Ох! Уморила одноглазая хварья! Да о том давно трандят! Но хотеть, не значит сделать! Ведь вот даже сам Господь наш был распят рядом с ворами и простид в рай с собой взял! А всяких там бугров, начальников наказал за то, что они грешней нас! Так что с тех пор изменилось? Кого надо за решетку? Разве не тех, кто послал моего отца на войну, а меня заставили стать вором? Кто больше виноват? Вот пусть с себя и начинают!
Яшка сделал большой глоток чифира. Лицо покрылось красными пятнами. Мужик медленно встал, взял банку с остатками крепкого чая, пошел в землянку, слегка покачиваясь и напевая гнусаво:…там били девочек: Марину, Розу, Раю, — И бил их лично Костя-Шмаровоз…
Нет, он не заснул, повалившись на топчан в своей берлоге, как называл землянку. Яшка впал в блаженное полузабытье.
…Он снова в Одессе. Ему всего двадцать лет. Вместе с кентами приехал на воровской сход. А утром, пока все дрыхнут после крутой попойки в ресторане, Яшка пришел на пляж. О! Сколько тут прикольных чувих! А в каких позах валяются, аж голова кругом пошла. Куда ни глянь, одни бабы! Мужику даже ступить негде. Куда бы пристроиться?
Яша! Иди ко мне! — увидел знакомую.
Давай к нам! — приметил бывшую шмару.
Никому не отдам! Мой он! — вцепилась в руку баруха, с какой переспал после ходки. А под утро, разглядев, с кем разделил постель, чуть с балкона не выскочил от стыда. Перебрал, иначе ни за что не завалился бы в постель к престарелой бабе.
Осчастливил бабку! — смеялись кенты долго.
Нет-нет! Уйди от меня! — отталкивает Яшка бабу и видит, как к нему идет она…
Единственная, самая лучшая на свете! Наташка! Ее он не сумел добиться ни мольбами, ни уговорами, ни подарками. Сначала он вздумал овладеть ею, потом стал ухаживать всерьез. Хотел из-за нее уйти в откол, но Наташка бесследно исчезла. Он искал ее повсюду и лишь через десять лет уже в ходке самый верный кент перед смертью раскололся, что убил Наташку, чтоб спасти Якова от разборки «малины».

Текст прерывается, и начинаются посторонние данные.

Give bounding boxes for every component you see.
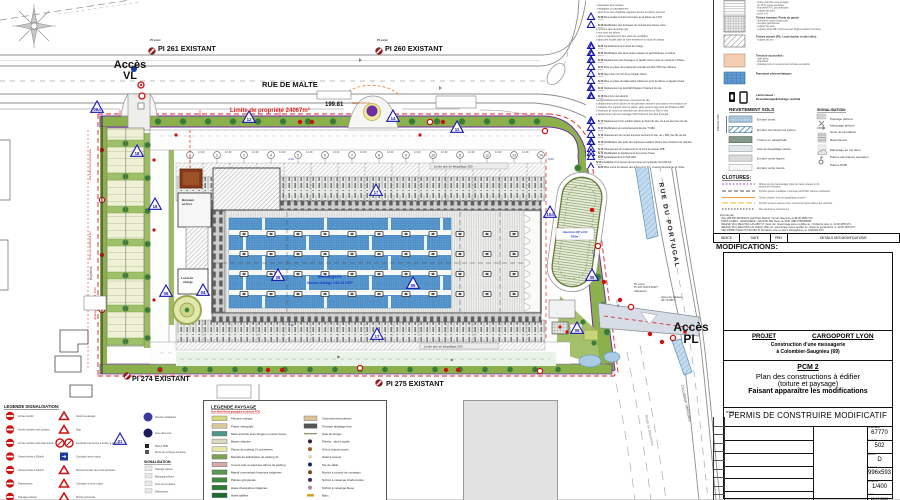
svg-text:N 29 Modification des fourreau: N 29 Modification des fourreaux du conce… [598, 24, 667, 27]
svg-text:Portillon et pieux sauterie te: Portillon et pieux sauterie tenue monume… [759, 202, 833, 205]
svg-text:12.30: 12.30 [225, 150, 232, 154]
svg-text:charge: charge [183, 280, 193, 284]
svg-text:12.30: 12.30 [468, 150, 475, 154]
svg-text:vertical très verticaux: vertical très verticaux [759, 186, 781, 189]
svg-text:Lim.6.00 recul construction: Lim.6.00 recul construction [88, 148, 92, 180]
svg-text:Ralentisseur: Ralentisseur [830, 138, 847, 142]
svg-text:N 05 Installation d'un auvent: N 05 Installation d'un auvent qui se tro… [596, 161, 672, 164]
svg-text:Panneaux photovoltaïques: Panneaux photovoltaïques [756, 72, 792, 76]
svg-text:Hôtel à insecte: Hôtel à insecte [322, 455, 342, 459]
svg-text:Borne de recharge électrique: Borne de recharge électrique [155, 451, 187, 454]
svg-text:12.30: 12.30 [441, 150, 448, 154]
svg-text:N 15 Abaissement de murets ann: N 15 Abaissement de murets annexes au No… [598, 134, 687, 137]
svg-text:N 07 Agrandissement du hall VR: N 07 Agrandissement du hall VRD [598, 156, 636, 159]
svg-text:Toiture auvent (PS, Local dock: Toiture auvent (PS, Local docker et abri… [756, 35, 818, 39]
svg-text:5: 5 [297, 154, 299, 158]
svg-text:- étanchéité PVC gris anthraci: - étanchéité PVC gris anthracite [756, 7, 789, 10]
svg-text:12.30: 12.30 [387, 150, 394, 154]
svg-text:rétention EP et EI: rétention EP et EI [563, 230, 588, 234]
svg-text:14: 14 [539, 154, 543, 158]
svg-text:Vitesse limitée à 30km/h: Vitesse limitée à 30km/h [18, 456, 45, 459]
svg-text:Enrobé voirie lourde: Enrobé voirie lourde [757, 166, 785, 170]
svg-text:Passage piétons: Passage piétons [830, 117, 853, 121]
svg-text:08: 08 [276, 275, 281, 280]
svg-text:05: 05 [411, 283, 416, 288]
svg-text:Clôture de type barreaudage ri: Clôture de type barreaudage rigide de mé… [759, 183, 820, 186]
svg-text:06: 06 [164, 291, 169, 296]
svg-text:N 23 Mise en place de balancel: N 23 Mise en place de balancelles inféri… [598, 80, 684, 83]
svg-text:N 10 Changement du revêtement: N 10 Changement du revêtement de la Cour… [598, 148, 665, 151]
svg-text:ESPACE VRD: ESPACE VRD [716, 114, 720, 131]
svg-text:Route de Marennes: Route de Marennes [644, 414, 655, 446]
svg-text:05: 05 [590, 275, 595, 280]
svg-text:4.10: 4.10 [288, 323, 294, 327]
svg-text:17: 17 [374, 190, 379, 195]
svg-text:- de 40 de pente membrane: - de 40 de pente membrane [756, 4, 785, 7]
svg-text:Terrasse platelage bois: Terrasse platelage bois [322, 424, 352, 428]
svg-text:Nichoir à colonie de moineaux: Nichoir à colonie de moineaux [322, 471, 361, 475]
svg-text:SECURISATION: SECURISATION [352, 102, 370, 105]
svg-text:Gîte à chauve-souris: Gîte à chauve-souris [322, 447, 349, 451]
svg-text:en R+1: en R+1 [182, 202, 192, 206]
svg-text:Terrasse accessible :: Terrasse accessible : [756, 54, 784, 58]
svg-text:Arrivée interdit: Arrivée interdit [18, 415, 34, 418]
svg-text:13: 13 [512, 154, 516, 158]
svg-text:12.30: 12.30 [522, 150, 529, 154]
svg-text:783m³: 783m³ [571, 235, 580, 239]
svg-text:10a: 10a [546, 212, 554, 217]
svg-text:12.30: 12.30 [198, 150, 205, 154]
svg-text:- platelage bois en recouvreme: - platelage bois en recouvrement terrass… [756, 63, 810, 66]
svg-text:Arrivée interdite sauf poids l: Arrivée interdite sauf poids lourds [18, 442, 54, 445]
svg-text:12.30: 12.30 [495, 150, 502, 154]
svg-text:N 22 Ajout d'un mur CF 2h en f: N 22 Ajout d'un mur CF 2h en façade Oues… [598, 73, 647, 76]
svg-text:4.10: 4.10 [288, 157, 294, 161]
svg-text:Circulation sens unique: Circulation sens unique [76, 456, 102, 459]
svg-text:- support bac acier: - support bac acier [756, 25, 775, 28]
svg-text:CLOTURES:: CLOTURES: [722, 175, 752, 181]
svg-text:Interdiction de tourner à droi: Interdiction de tourner à droite / à gau… [76, 442, 120, 445]
svg-text:SIGNALISATION:: SIGNALISATION: [144, 460, 171, 464]
svg-text:Trottoir en u//asphalte: Trottoir en u//asphalte [757, 138, 787, 142]
svg-text:Toiture bureaux, Poste de gard: Toiture bureaux, Poste de garde: [756, 16, 800, 20]
svg-text:Places PMR: Places PMR [830, 163, 848, 167]
svg-text:Ralentisseurs: Ralentisseurs [18, 483, 33, 486]
svg-text:N 27 Mise en place de la désse: N 27 Mise en place de la désserte Incend… [598, 66, 677, 69]
svg-text:Portillon piétons métallique /: Portillon piétons métallique / tournique… [759, 190, 831, 193]
svg-text:Prairie mésophile: Prairie mésophile [231, 424, 254, 428]
svg-text:Circulation à sens unique: Circulation à sens unique [76, 483, 104, 486]
svg-text:d ajout des modifs dans la zo: d ajout des modifs dans la zone extérieu… [596, 39, 665, 42]
svg-text:11: 11 [455, 127, 460, 132]
svg-text:Bassin étanche: Bassin étanche [231, 440, 251, 444]
svg-text:12.30: 12.30 [333, 150, 340, 154]
svg-text:Direction obligatoire: Direction obligatoire [155, 416, 177, 419]
svg-text:Marquage piétons: Marquage piétons [830, 124, 855, 128]
svg-text:Zone non aedificandi 4m: Zone non aedificandi 4m [88, 232, 92, 260]
svg-text:Remboursement de la voie prior: Remboursement de la voie prioritaire [76, 469, 116, 472]
svg-text:- toiture étanchée auto-protég: - toiture étanchée auto-protégée [756, 1, 790, 4]
svg-text:Clôture chantier et kit de sig: Clôture chantier et kit de signalétique … [759, 197, 806, 200]
svg-text:- support bac acier: - support bac acier [756, 10, 775, 13]
svg-text:Cédez-le-passage: Cédez-le-passage [76, 415, 96, 418]
svg-text:(voir détail Notice paysagère: (voir détail Notice paysagère en annexe … [211, 411, 260, 414]
svg-text:REVETEMENT SOLS: REVETEMENT SOLS [729, 107, 774, 112]
svg-text:Pierrier : abri à reptile: Pierrier : abri à reptile [322, 440, 350, 444]
svg-text:9.00: 9.00 [548, 157, 554, 161]
svg-text:- étanchéité: - étanchéité [756, 60, 769, 63]
svg-text:- de lestés gravillonnés: - de lestés gravillonnés [756, 22, 780, 25]
svg-text:2: 2 [216, 154, 218, 158]
svg-text:Haie de berges: Haie de berges [322, 432, 342, 436]
svg-text:17: 17 [375, 334, 380, 339]
svg-text:Haies taillées: Haies taillées [231, 494, 249, 498]
svg-text:12.30: 12.30 [279, 150, 286, 154]
svg-text:Places électriques équipées: Places électriques équipées [830, 155, 869, 159]
svg-text:Massif ornemental d'espèces in: Massif ornemental d'espèces indigènes [231, 471, 282, 475]
svg-text:Massifs de délimitation du par: Massifs de délimitation du parking VL [231, 455, 279, 459]
svg-text:LEGENDE SIGNALISATION:: LEGENDE SIGNALISATION: [4, 404, 59, 409]
svg-text:14: 14 [391, 116, 396, 121]
svg-text:12.30: 12.30 [360, 150, 367, 154]
svg-text:Nichoir à mésange charbonnière: Nichoir à mésange charbonnière [322, 478, 364, 482]
svg-text:Sens de circulation: Sens de circulation [830, 130, 856, 134]
svg-text:Cheminements piétons: Cheminements piétons [322, 417, 352, 421]
svg-text:Mare arrondie avec berges en p: Mare arrondie avec berges en pente douce [231, 432, 287, 436]
svg-text:12.30: 12.30 [414, 150, 421, 154]
svg-text:Priorité ponctuelle: Priorité ponctuelle [76, 496, 96, 499]
svg-text:12: 12 [247, 117, 252, 122]
svg-text:9: 9 [405, 154, 407, 158]
svg-text:06a: 06a [93, 107, 101, 112]
svg-text:N 24 Agrandissement du local d: N 24 Agrandissement du local de charge [598, 45, 644, 48]
svg-text:Arrivée interdite sauf cyclist: Arrivée interdite sauf cyclistes [18, 429, 50, 432]
svg-text:Pelouse rustique: Pelouse rustique [231, 417, 253, 421]
svg-text:09: 09 [575, 328, 580, 333]
svg-text:Marquage piétons: Marquage piétons [155, 476, 175, 479]
svg-text:Aires dans tous: Aires dans tous [155, 432, 172, 435]
svg-text:60 places: 60 places [89, 266, 93, 280]
svg-text:N 14 Modification de raccordem: N 14 Modification de raccordements direc… [598, 127, 655, 130]
svg-text:N 17 Déplacement d'un portillo: N 17 Déplacement d'un portillon piéton a… [598, 120, 688, 123]
svg-text:Nichoir à mésange bleue: Nichoir à mésange bleue [322, 486, 354, 490]
svg-text:Ralentisseur: Ralentisseur [155, 491, 168, 494]
svg-text:04: 04 [201, 290, 206, 295]
svg-text:N 11 Modification et déplaceme: N 11 Modification et déplacement des por… [598, 152, 655, 155]
svg-text:Tas de sable: Tas de sable [322, 463, 339, 467]
svg-text:Haies champêtres indigènes: Haies champêtres indigènes [231, 486, 268, 490]
svg-text:Niveau dallage 246.65 NGP: Niveau dallage 246.65 NGP [307, 281, 354, 285]
svg-text:7: 7 [351, 154, 353, 158]
svg-text:Circulation Véhicules: Circulation Véhicules [680, 384, 693, 422]
svg-text:8: 8 [378, 154, 380, 158]
svg-text:12.30: 12.30 [252, 150, 259, 154]
svg-text:Banc: Banc [322, 494, 329, 498]
svg-text:SIGNALISATION:: SIGNALISATION: [817, 108, 846, 112]
svg-text:- dalle béton: - dalle béton [756, 57, 769, 60]
svg-text:- ajout d'une aire d'agitation: - ajout d'une aire d'agitation agricole … [596, 11, 666, 14]
svg-text:Messagerie: Messagerie [318, 274, 342, 279]
svg-text:Places PMR: Places PMR [155, 445, 168, 448]
svg-text:Stop: Stop [76, 429, 82, 432]
svg-text:6: 6 [324, 154, 326, 158]
svg-text:Passage piétons: Passage piétons [155, 468, 173, 471]
svg-text:Limite aire de béquillage 250: Limite aire de béquillage 250 [424, 345, 463, 349]
svg-text:Desenfumage/Eclairage zenithal: Desenfumage/Eclairage zenithal [756, 97, 800, 101]
svg-text:e déplacement du bus marelage: e déplacement du bus marelage d'EP l'élé… [596, 113, 669, 116]
svg-text:- supports isolés BE conformes: - supports isolés BE conformes avec Régl… [756, 28, 822, 31]
svg-text:18: 18 [135, 151, 140, 156]
svg-text:16: 16 [153, 204, 158, 209]
svg-text:4: 4 [270, 154, 272, 158]
svg-text:Vitesse limitée à 10km/h: Vitesse limitée à 10km/h [18, 469, 45, 472]
svg-text:Aire de béquillage piéton: Aire de béquillage piéton [757, 147, 791, 151]
svg-text:Marquage au sol déco: Marquage au sol déco [830, 148, 861, 152]
svg-text:Enrobé cheminement piéton: Enrobé cheminement piéton [757, 128, 796, 132]
svg-text:Enrobé voirie légère: Enrobé voirie légère [757, 156, 785, 160]
svg-text:LEGENDE PAYSAGE: LEGENDE PAYSAGE [211, 405, 256, 410]
svg-text:N 25 Modification des lanterne: N 25 Modification des lanterneaux poteau… [598, 52, 676, 55]
svg-text:Passages piétons: Passages piétons [18, 496, 38, 499]
svg-text:Mur anti-bruit et enrochement: Mur anti-bruit et enrochement [759, 208, 789, 211]
svg-text:N 18 Mes Cour des abords :: N 18 Mes Cour des abords : [598, 95, 630, 98]
svg-text:12.30: 12.30 [306, 150, 313, 154]
svg-text:Plantes grimpantes: Plantes grimpantes [231, 478, 256, 482]
svg-text:N 21 Déplacement de la EU/EV/S: N 21 Déplacement de la EU/EV/Séparer l'i… [598, 87, 662, 90]
svg-text:- étanchéité courte multicouch: - étanchéité courte multicouche [756, 19, 789, 22]
svg-text:N 13 Modification des ports de: N 13 Modification des ports des panneaux… [598, 141, 692, 144]
svg-text:Limite aire de béquillage 250: Limite aire de béquillage 250 [434, 165, 473, 169]
svg-text:- support bac sec: - support bac sec [756, 38, 774, 41]
svg-text:12: 12 [485, 154, 489, 158]
svg-text:Enrobé voirie: Enrobé voirie [757, 117, 776, 121]
svg-text:10: 10 [431, 154, 435, 158]
svg-text:Places de parking VL enherbées: Places de parking VL enherbées [231, 447, 273, 451]
svg-text:Couvre-sols au pied des arbres: Couvre-sols au pied des arbres du parkin… [231, 463, 286, 467]
svg-text:11: 11 [458, 154, 462, 158]
svg-text:3: 3 [243, 154, 245, 158]
svg-text:Sens de circulation: Sens de circulation [155, 483, 176, 486]
svg-text:N 28 Renouvellement des fourre: N 28 Renouvellement des fourreaux de la … [598, 16, 662, 19]
svg-text:N 26 Déplacement des bossages: N 26 Déplacement des bossages en façade … [598, 59, 685, 62]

В море я ее утопил. Расписал «пером» всю как есть, чтобы не опознал никто. Не суди, кент строго! Ни одна не стоит того, чтоб за нее платился жизнью ты! Она уже наверное доперла, что стала тогда и радостью, и твоим горем! Ей ты нужен был на миг, а мне — навсегда…
Яшка смотрит на обнаженное тело девушки. Она быстро прыгнула в набежавшую волну, и сине-зеленая вода мигом стала кровавой.
Яша! Милый! Помоги! — вынырнула Наташка.
Ужас сковал человека. Где стройное тело, прекрасное лицо? Она вся изрезана ножом, исполосована на ленты.
Яша! Родной! Вытащи меня!
Человек, леденея от страха, пытается убежать, но кровавая волна захлестывает ноги. Они уже по колено в ее крови.
Господи! Не виноват! Не убивал! — пытается уйти.
Но все бабы, лежавшие на пляже, подскочили, вцепились в него:
Не уйдешь! Зачем, вскружив голову, не защитил ее от смерти?
Нет тебе прощенья, кобель! — схватила баруха за горло.
Он силится оттолкнуть. Наташка хочет помочь ему, ее не пускают. Она кричит:
Беги, Яшка! — он открывает глаза весь в холодном поту, руки, ноги дрожат.
Дядь Яш, линяй! Менты возникли! Шмонают кого-то! В городе какого-то фраера грохнули! Шустри! — слышит Яков голос Толика-Пузыря.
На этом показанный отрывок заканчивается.